Der Zustand des Patienten verbesserte sich zunehmend klinisch unter nichtinvasiver Ventilationstherapie innerhalb von 72 h, wobei er auch als Ergänzung eine orale antivirale Therapie (75 mg oral 2‑mal am Tag Oseltamivir) erhielt. Eine antibiotische Therapie wurde auch am Aufnahmetag begonnen, mehr als Vorsichtsmaßnahme, und zwar mit Ceftriaxon (1 g/Tag i.v.) und mit Azitromycin (500 mg/Tag i.v.). Diese Therapie wurde 7 Tage lang durchgeführt. Insgesamt war der Patient 9 Tage lang eingeliefert.
Labor
Bei der Ankunft in der Akutstation wurde eine Hämogasanalyse durchgeführt, mit folgenden Ergebnissen: Anteil an eingeatmetem Sauerstoff 21 % (FiO2, Normwert: 21 %), Sauerstoffpartialdruck 47 mm Hg (pO2, Normwert: 75–100 mm Hg), Kohlendioxidpartialdruck von 29 mm Hg (pCO2, Normwert: 35–45 mm Hg), einen D‑Dimer-Wert von 464 ng/ml (Normwert: <500 ng/ml), Procalcitonin von 0,16 ng/ml (Normwert: <0,05 ng/ml) und einer Anzahl von weißen Blutkörperchen von 26.610/ml (Normwert: 4000–10.000/ml). Weiters wurden mehrere Blutabnahmen zur Virus-Antikörper-Bestimmung durchgeführt, und zwar für das H1N1-Virus, für H3N2, für das Adenovirus, für das humane Meta-Pneumovirus 3, das Parainfluenza-Virus 1–4, das Bocavirus, und für das Coronavirus 229E und OC43, alle mit negativem Ausgang. Diese ausgedehnten Virus-Titer-Bestimmungen werden in der Pneumologie nur bei klinischen Notfällen durchgeführt, wobei man ein Ergebnis innerhalb von 3–6 h (wenn dringend eingestuft) erhält. Auch die Bestimmung von Autoimmun-Antikörpern verlief negativ. Blutkulturen für aerobe und anaerobe Bakterien blieben negativ. Auch zeigte sich keine Erhöhung des C‑reaktiven Proteins.
Laut dem „Lake Louise Consensus of the Definition of Altitude Illness“ hatte dieser Patient einen Punkte-Score von 6 und damit mehr als pathologisch (ab 3 Punkte spricht man von einer AMS – „acute mountain sickness“).
Radiologische Diagnostik
Nach der Aufnahme in die Notaufnahme wurde weiters ein Röntgen-Thorax in der p.-a.-Projektion im Liegen während der Akutdiagnostik durchgeführt (Abb. 1).

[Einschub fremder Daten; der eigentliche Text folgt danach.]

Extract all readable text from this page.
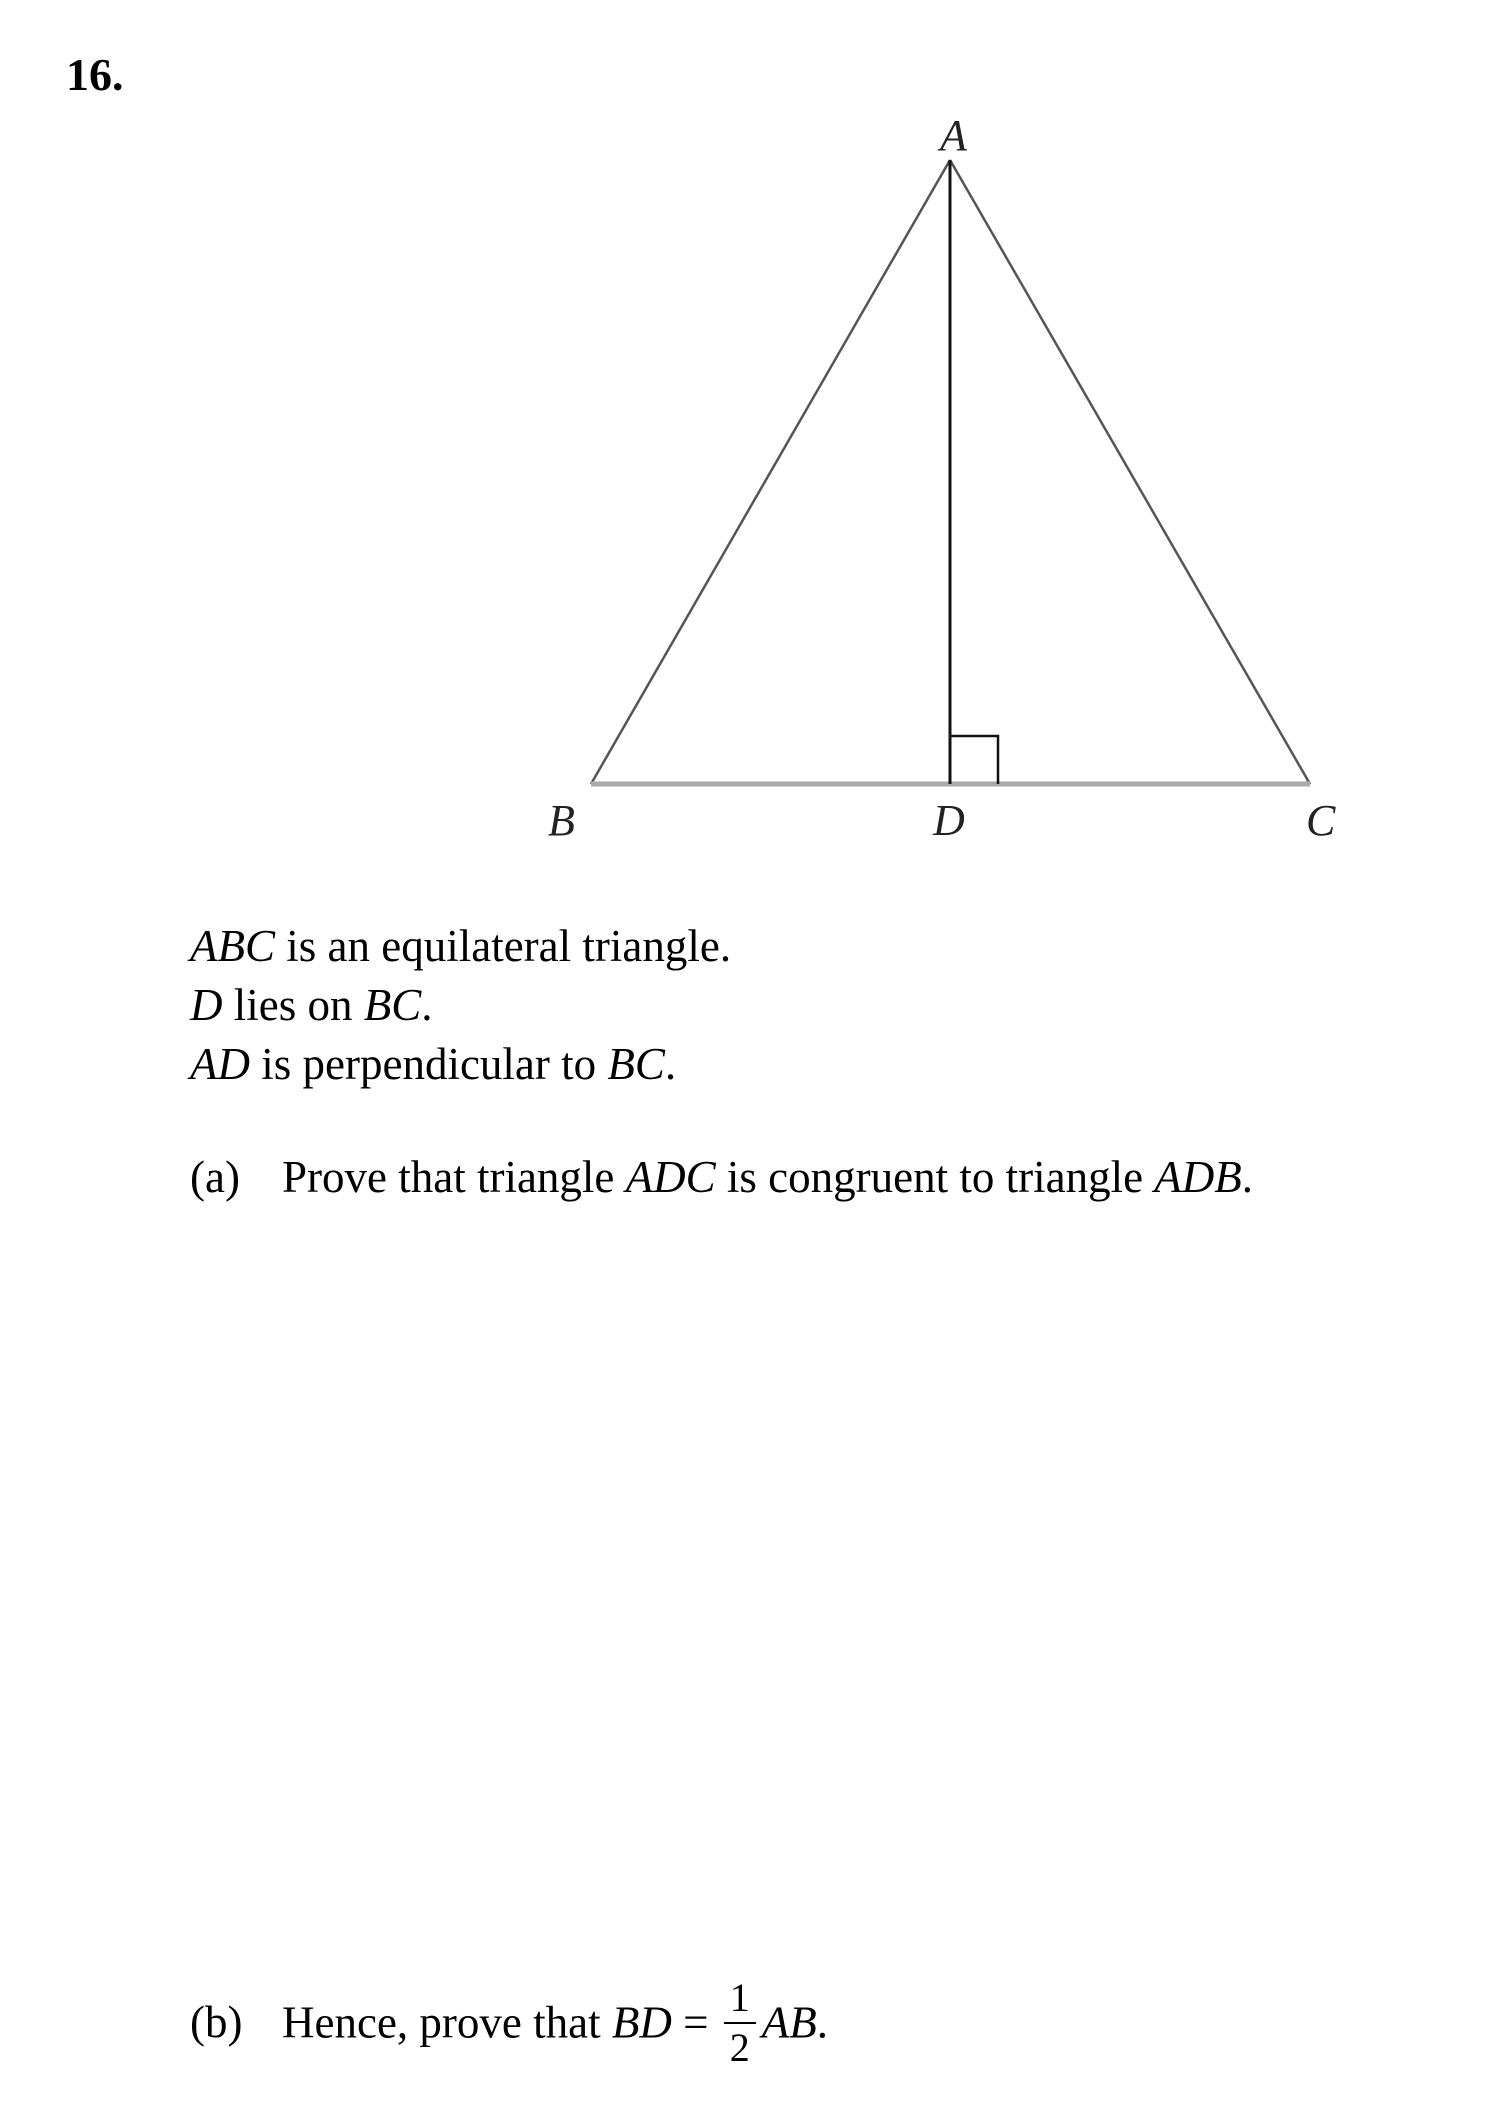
16.
A
B	D	C
ABC is an equilateral triangle.
D lies on BC.
AD is perpendicular to BC.
(a) Prove that triangle ADC is congruent to triangle ADB.
(b) Hence, prove that BD = $\frac{1}{2}$ AB.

Dabei zeigten sich multiple perivaskuläre und interstitielle perihiläre, konfluierende Transparenzminderungen in Ober- und Mittellappenanteilen, ohne Zeichen der kardialen Dekompensation, am ehesten mit einem akuten Lungenödem vereinbar. Da die Echokardiographie eine pulmonale Hypertension moderaten Grades zeigte, entschied man sich für die Durchführung einer Thorax-Computertomographie zum Ausschluss einer Lungenembolie, und zwar mit der Einverständniserklärung der Eltern, auch wenn die akute Lungenembolie eine eher unwahrscheinliche Verdachtsdiagnose bei einem 15-Jährigen war (Abb. 2 und 3).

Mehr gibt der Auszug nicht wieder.